Com elas fazes os gestos que exteriorizam os teus sentimentos. As tuas palavras podem ser bonitas ou feias mas serem, pensadas, ponderadas e falsas. Os teus gesto são mais verdadeiros, porque são geralmente mais espontâneos. E quando escreves é com as mãos que registas as palavras que, de outro modo, se perderiam no espaço vazio.
Com as mãos escreves ou apagas os registo da tua vida. Com as mãos fazes poesia, executas os sons da música, pintas as telas que hão-de imortalizar.
É com as mãos que ganhas o teu pão. É com a mão que apontas o teu caminho e o que te perguntam.
É a mão que tu estendes quando pedes e é com ela que entregas quando dás.

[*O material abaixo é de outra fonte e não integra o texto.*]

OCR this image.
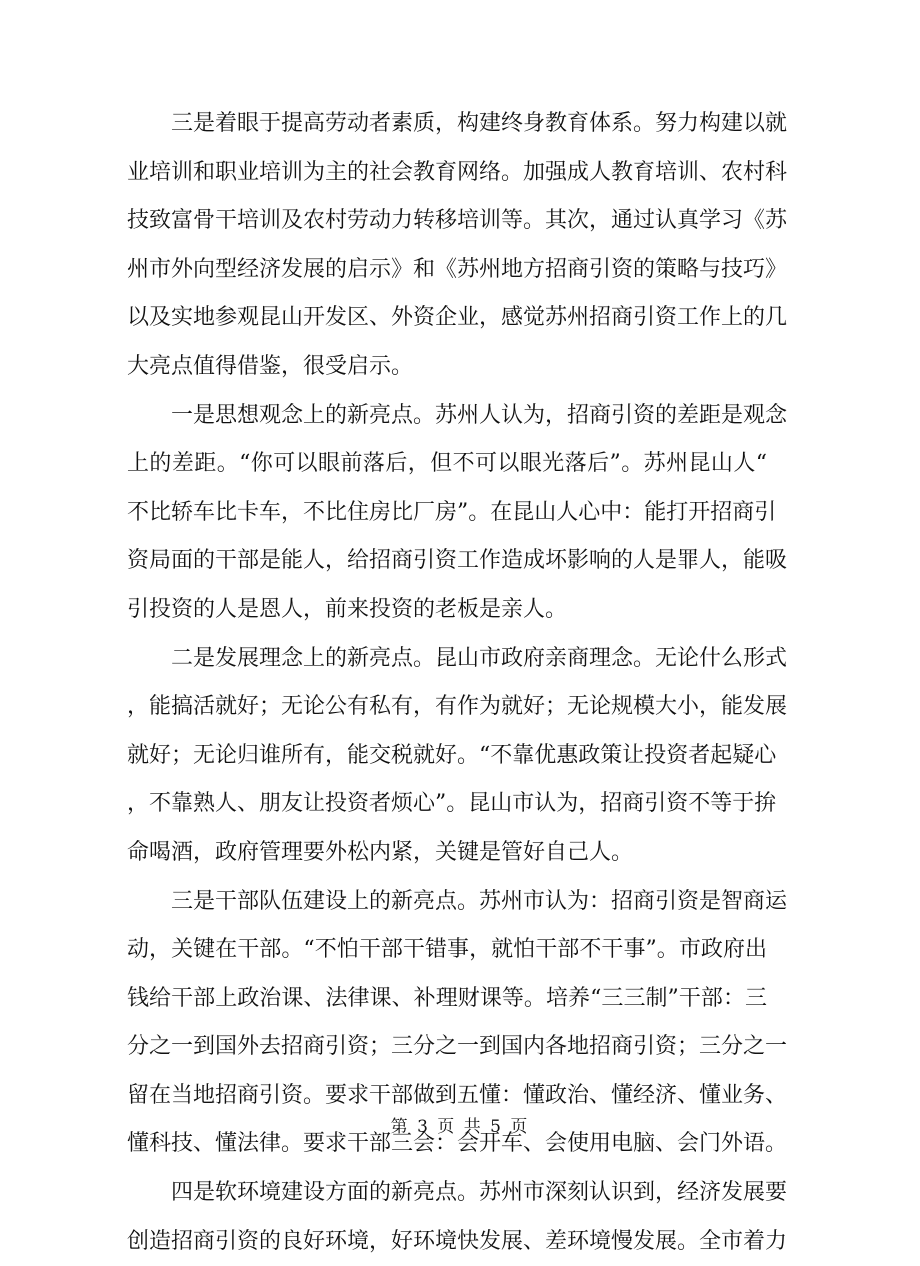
三是着眼于提高劳动者素质，构建终身教育体系。努力构建以就
业培训和职业培训为主的社会教育网络。加强成人教育培训、农村科
技致富骨干培训及农村劳动力转移培训等。其次，通过认真学习《苏
州市外向型经济发展的启示》和《苏州地方招商引资的策略与技巧》
以及实地参观昆山开发区、外资企业，感觉苏州招商引资工作上的几
大亮点值得借鉴，很受启示。
一是思想观念上的新亮点。苏州人认为，招商引资的差距是观念
上的差距。“你可以眼前落后，但不可以眼光落后”。苏州昆山人“
不比轿车比卡车，不比住房比厂房”。在昆山人心中：能打开招商引
资局面的干部是能人，给招商引资工作造成坏影响的人是罪人，能吸
引投资的人是恩人，前来投资的老板是亲人。
二是发展理念上的新亮点。昆山市政府亲商理念。无论什么形式
，能搞活就好；无论公有私有，有作为就好；无论规模大小，能发展
就好；无论归谁所有，能交税就好。“不靠优惠政策让投资者起疑心
，不靠熟人、朋友让投资者烦心”。昆山市认为，招商引资不等于拚
命喝酒，政府管理要外松内紧，关键是管好自己人。
三是干部队伍建设上的新亮点。苏州市认为：招商引资是智商运
动，关键在干部。“不怕干部干错事，就怕干部不干事”。市政府出
钱给干部上政治课、法律课、补理财课等。培养“三三制”干部：三
分之一到国外去招商引资；三分之一到国内各地招商引资；三分之一
留在当地招商引资。要求干部做到五懂：懂政治、懂经济、懂业务、
懂科技、懂法律。要求干部三会：会开车、会使用电脑、会门外语。
四是软环境建设方面的新亮点。苏州市深刻认识到，经济发展要
创造招商引资的良好环境，好环境快发展、差环境慢发展。全市着力
第 3 页 共 5 页
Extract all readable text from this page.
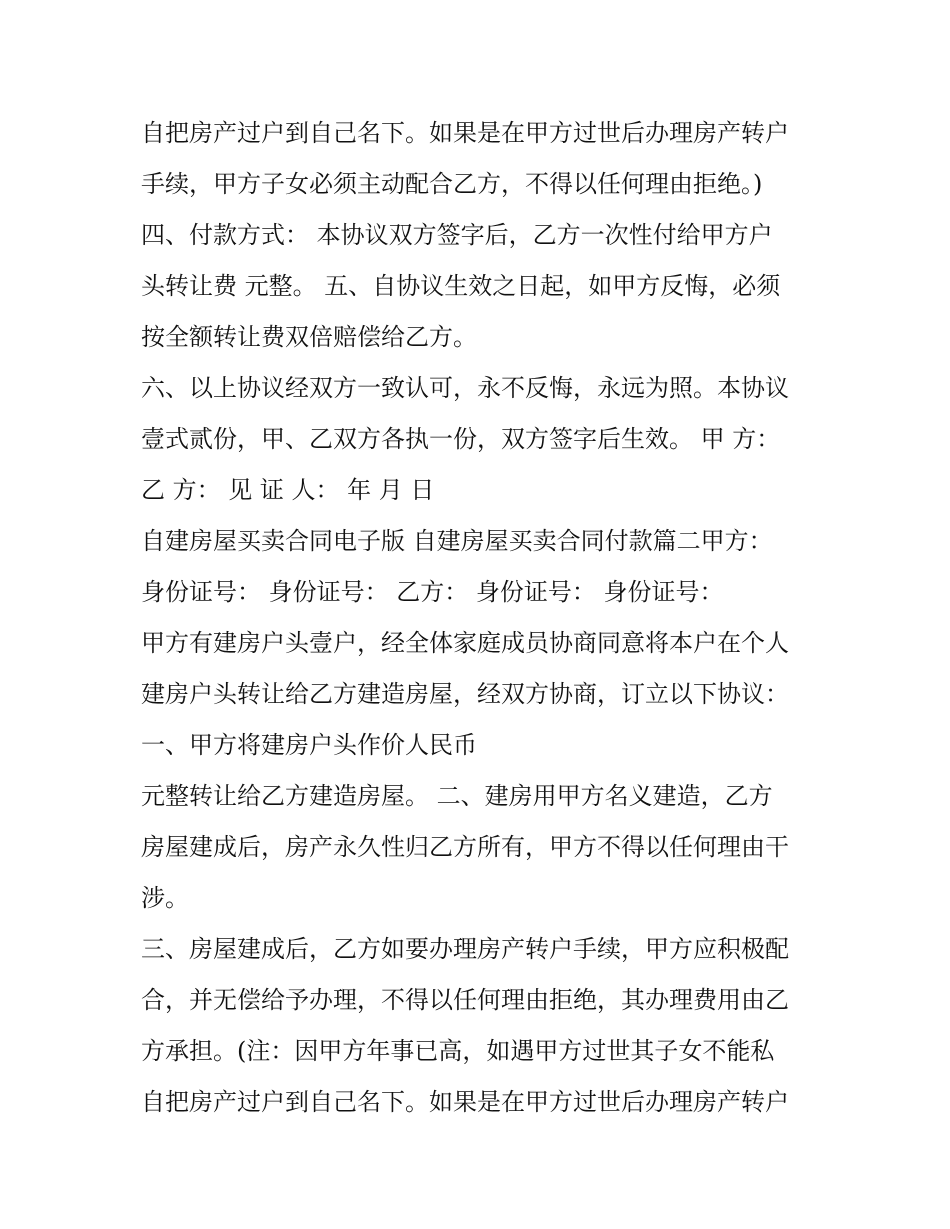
自把房产过户到自己名下。如果是在甲方过世后办理房产转户
手续，甲方子女必须主动配合乙方，不得以任何理由拒绝。)
四、付款方式： 本协议双方签字后，乙方一次性付给甲方户
头转让费 元整。 五、自协议生效之日起，如甲方反悔，必须
按全额转让费双倍赔偿给乙方。
六、以上协议经双方一致认可，永不反悔，永远为照。本协议
壹式贰份，甲、乙双方各执一份，双方签字后生效。 甲 方：
乙 方： 见 证 人： 年 月 日
自建房屋买卖合同电子版 自建房屋买卖合同付款篇二甲方：
身份证号： 身份证号： 乙方： 身份证号： 身份证号：
甲方有建房户头壹户，经全体家庭成员协商同意将本户在个人
建房户头转让给乙方建造房屋，经双方协商，订立以下协议：
一、甲方将建房户头作价人民币
元整转让给乙方建造房屋。 二、建房用甲方名义建造，乙方
房屋建成后，房产永久性归乙方所有，甲方不得以任何理由干
涉。
三、房屋建成后，乙方如要办理房产转户手续，甲方应积极配
合，并无偿给予办理，不得以任何理由拒绝，其办理费用由乙
方承担。(注：因甲方年事已高，如遇甲方过世其子女不能私
自把房产过户到自己名下。如果是在甲方过世后办理房产转户
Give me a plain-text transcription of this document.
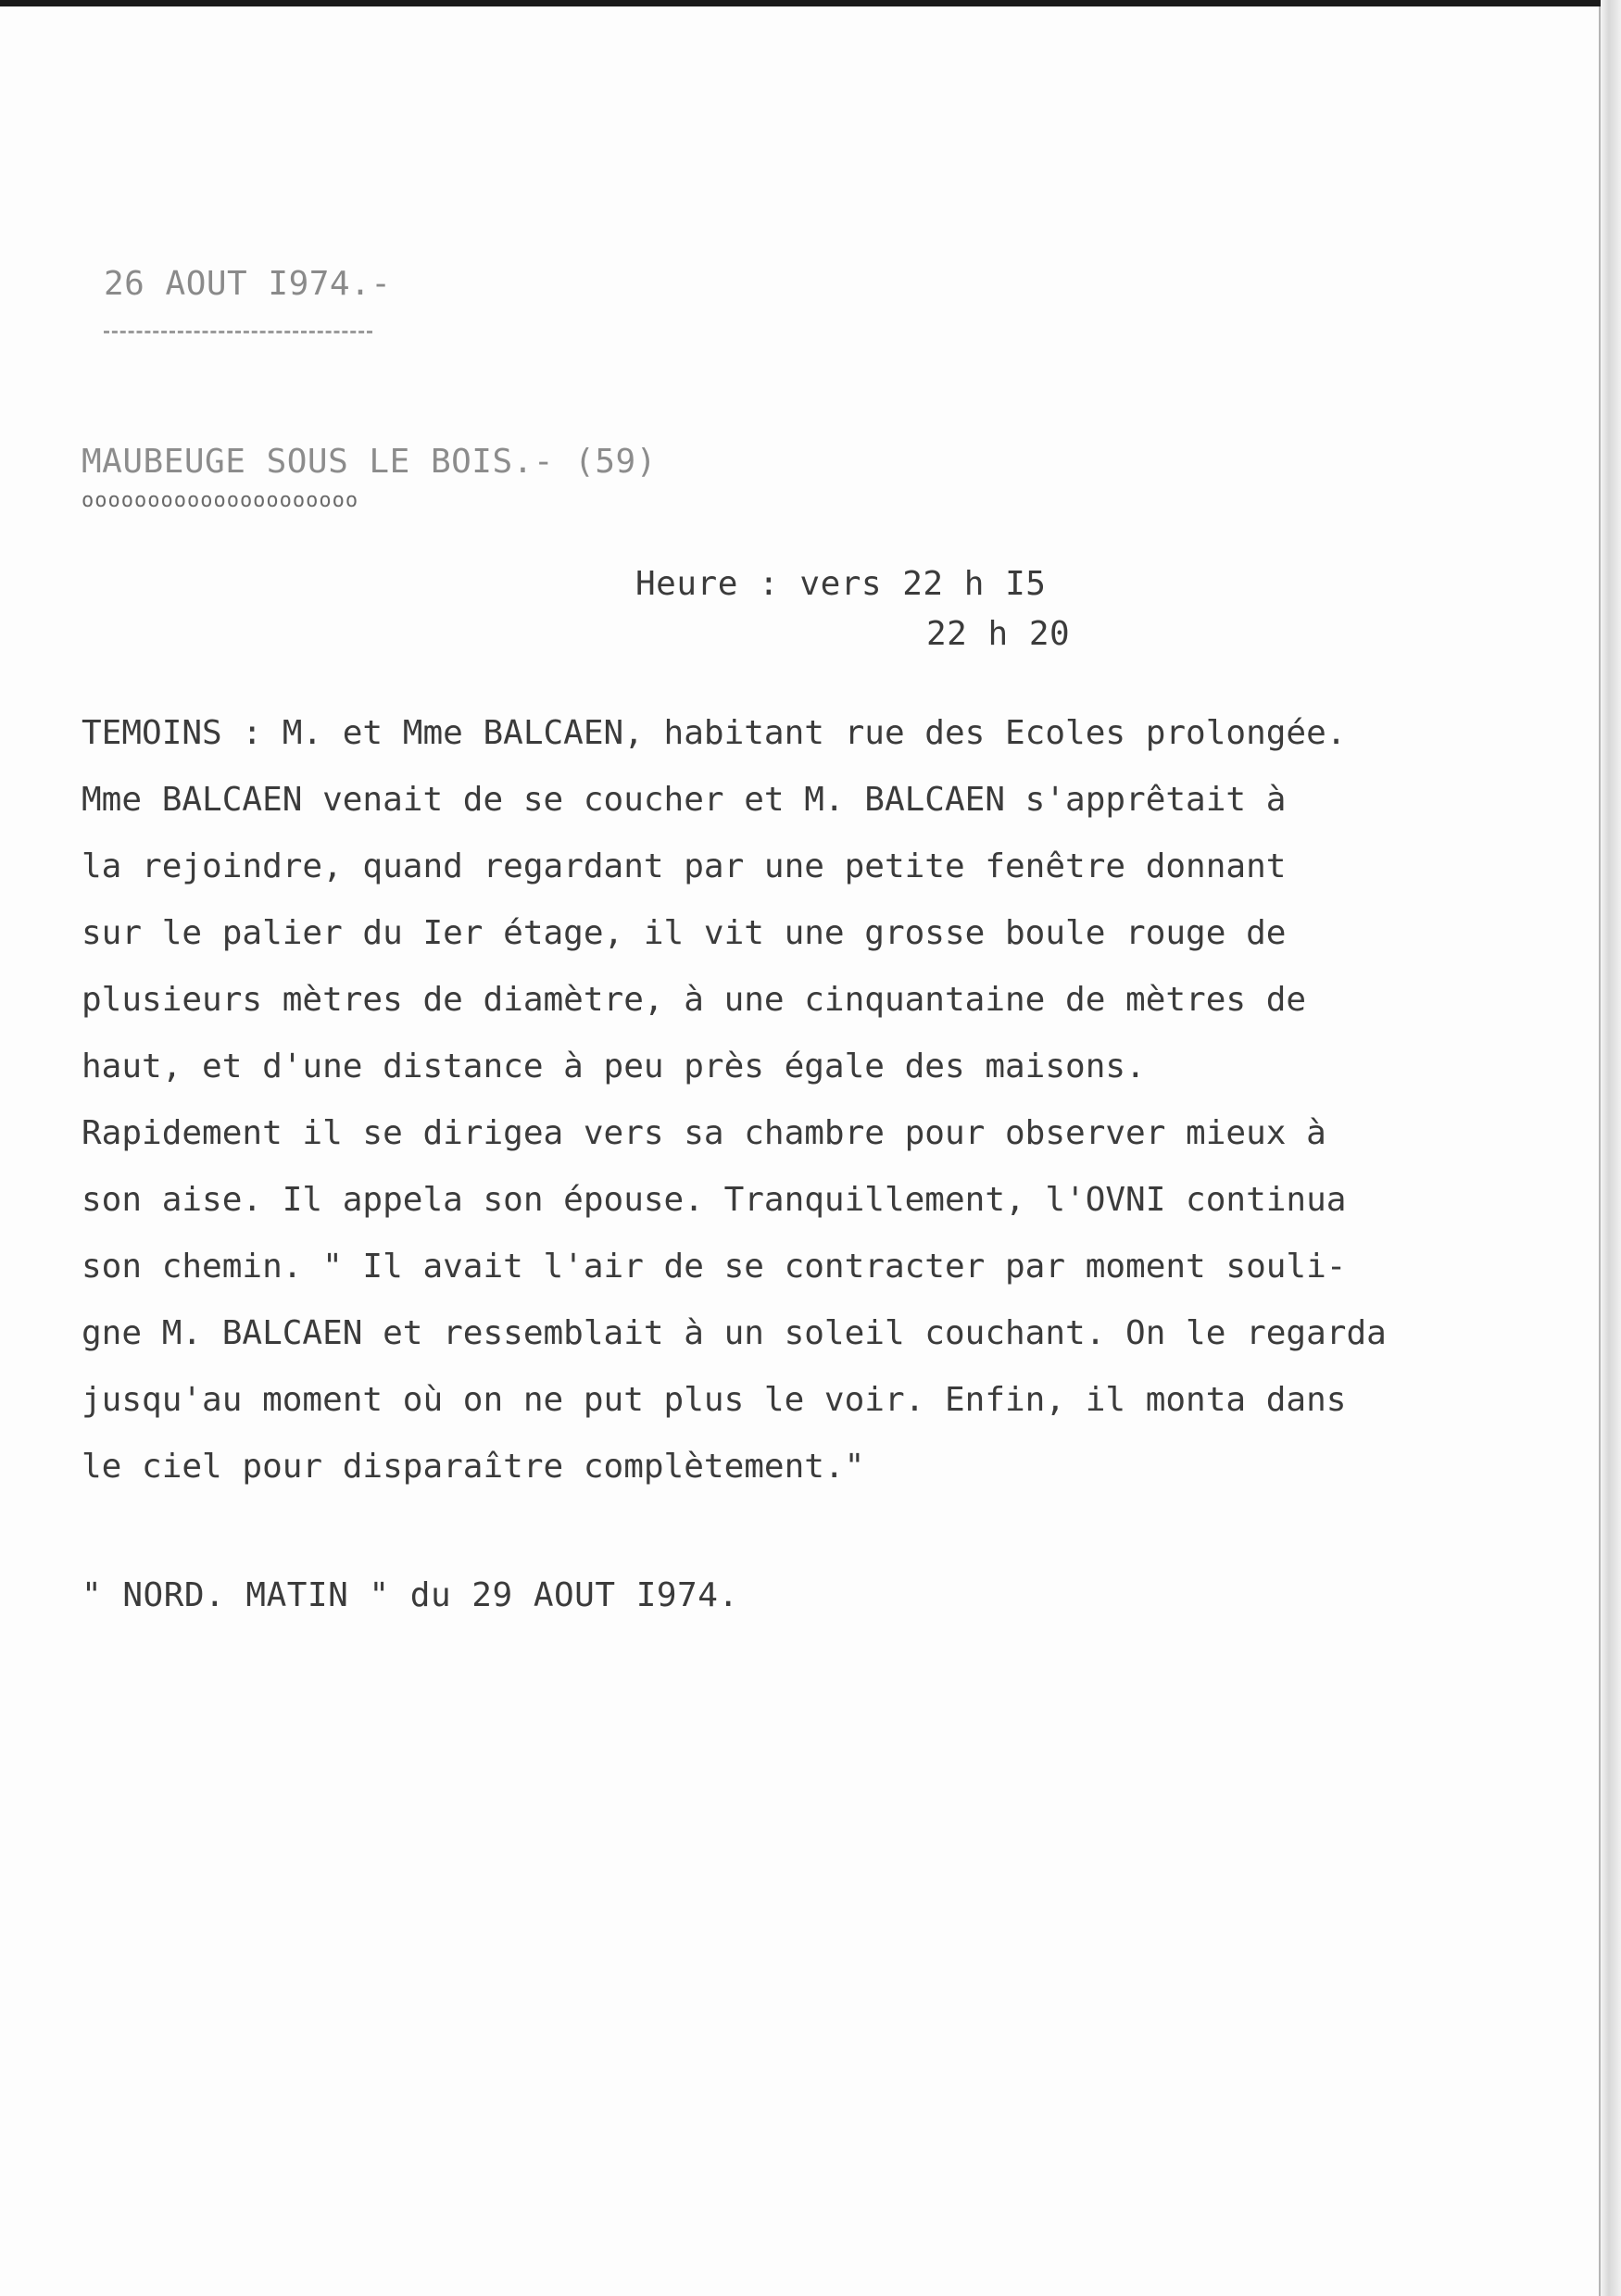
26 AOUT I974.-
MAUBEUGE SOUS LE BOIS.- (59)
ooooooooooooooooooooo
Heure : vers 22 h I5
22 h 20
TEMOINS : M. et Mme BALCAEN, habitant rue des Ecoles prolongée.
Mme BALCAEN venait de se coucher et M. BALCAEN s'apprêtait à
la rejoindre, quand regardant par une petite fenêtre donnant
sur le palier du Ier étage, il vit une grosse boule rouge de
plusieurs mètres de diamètre, à une cinquantaine de mètres de
haut, et d'une distance à peu près égale des maisons.
Rapidement il se dirigea vers sa chambre pour observer mieux à
son aise. Il appela son épouse. Tranquillement, l'OVNI continua
son chemin. " Il avait l'air de se contracter par moment souli-
gne M. BALCAEN et ressemblait à un soleil couchant. On le regarda
jusqu'au moment où on ne put plus le voir. Enfin, il monta dans
le ciel pour disparaître complètement."
" NORD. MATIN " du 29 AOUT I974.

A mão que cumprimenta num gesto de boas vindas é a mesma que acena na despedida.
É com a mão que afagas o rosto de uma criança, muitas vezes sem um única palavra, e ela compreende muito mais cedo o teu gesto do que as palavras. Com as mãos lhe dás o colo. Com as mãos tu ampares o velho no caminho do resto da vida, quando as forças já falecem.
É com as mãos que percorres o corpo que amas, e comunicas quando as palavras se esgotaram, porque o gesto não se esgota e a linguagem das mãos todos entendem.